Photonic crystals are used to amplify the fluorescence emission and collection efficiency from quantum dots and plasmonic fluor nanoparticles to enable miRNA and proteins to be detected from plasma with single molecule precision, with simple 1-step assays. 

Diagnostic assays utilizing fluorescent reporters in the context of low abundance biomarkers for cancer and infectious disease can reach lower limits of detection through efficient collection of emitted photons into an optical sensor. In this work, we present the rational design, fabrication, and application of one-dimensional photonic crystal (PC) grating interfaces to accomplish a cost-effective prism-free, metal-free, and objective-free platform for augmentation of fluorescence emission collection efficiency. Guided mode resonance (GMR) of the PC is engineered to match the laser excitation (532 nm) and emission maximum (580 nm) of the radiating dipoles to arrive at optimized conditions. The photo-plasmonic hybrid nano-engineering using silver nanoparticles presented >110-fold steering fluorescence enhancement enabling placement of the sample between the excitation source and detector that are in a straight line. From the experimental and simulation inferences, we propose a radiating GMR model by scrutinizing the polarized emission properties of the hybrid substrate, in accordance with the radiating plasmon model. The augmented fluorescence intensity realized here with a simple detection instrument provides sub-nanomolar sensitivity to provide a path toward point-of-care scenarios. 

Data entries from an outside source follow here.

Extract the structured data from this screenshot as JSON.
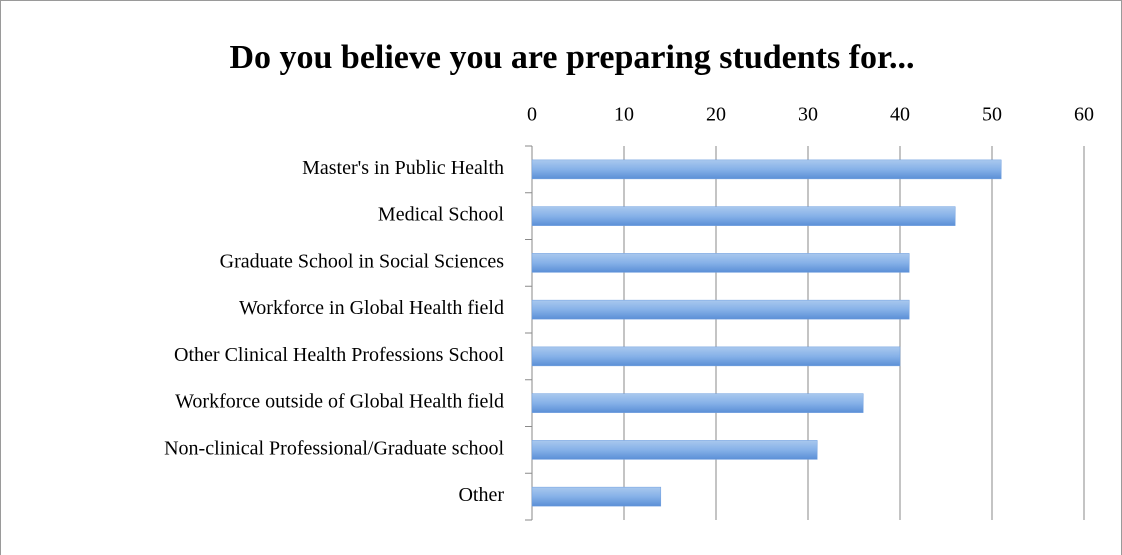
{
  "chart_data": {
    "type": "bar",
    "orientation": "horizontal",
    "title": "Do you believe you are preparing students for...",
    "categories": [
      "Master's in Public Health",
      "Medical School",
      "Graduate School in Social Sciences",
      "Workforce in Global Health field",
      "Other Clinical Health Professions School",
      "Workforce outside of Global Health field",
      "Non-clinical Professional/Graduate school",
      "Other"
    ],
    "values": [
      51,
      46,
      41,
      41,
      40,
      36,
      31,
      14
    ],
    "color": "#6f9fdf",
    "xlim": [
      0,
      60
    ],
    "xticks": [
      0,
      10,
      20,
      30,
      40,
      50,
      60
    ],
    "grid": true
  }
}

We present advanced biosensing methods with photonics crystal enhanced fluorescence emission from Quantum Dots, Plasmonic Fluorophores, and DNA Nano-grippers for nucleic acid, protein, and pathogen detection 

DNA has shown great biocompatibility, programmable mechanical properties, and precise structural addressability at the nanometer scale, rendering it a material for constructing versatile nanorobots for biomedical applications. Here, we present the design principle, synthesis, and characterization of a DNA nanorobotic hand, called DNA NanoGripper, that contains a palm and four bendable fingers as inspired by naturally evolved human hands, bird claws, and bacteriophages. Each NanoGripper finger consists of three phalanges connected by three rotatable joints that are bendable in response to the binding of other entities. NanoGripper functions are enabled and driven by the interactions between moieties attached to the fingers and their binding partners. We demonstrate that the NanoGripper can be engineered to effectively interact with and capture nanometer-scale objects, including gold nanoparticles, gold NanoUrchins, and SARS-CoV-2 virions. With multiple DNA aptamer nanoswitches programmed to generate a fluorescent signal that is enhanced on a photonic crystal platform, the NanoGripper functions as a highly sensitive biosensor that selectively detects intact SARS-CoV-2 virions in human saliva with a limit of detection of ~100 copies per milliliter, providing a sensitivity equal to that of reverse transcription quantitative polymerase chain reaction (RT-qPCR). Quantified by flow cytometry assays, we demonstrated that the NanoGripper-aptamer complex can effectively block viral entry into the host cells, suggesting its potential for inhibiting virus infections. The design, synthesis, and characterization of a sophisticated nanomachine that can be tailored for specific applications highlight a promising pathway toward feasible and efficient solutions to the detection and potential inhibition of virus infections. 

Electric and magnetic field hotspots enhanced using a hBN spacer with Au cryosoret nanocavities. The radiating dipole at the cryosoret–hBN–photonic crystal interface drives unprecedented photonic crystal enhanced fluorescence (PCEF).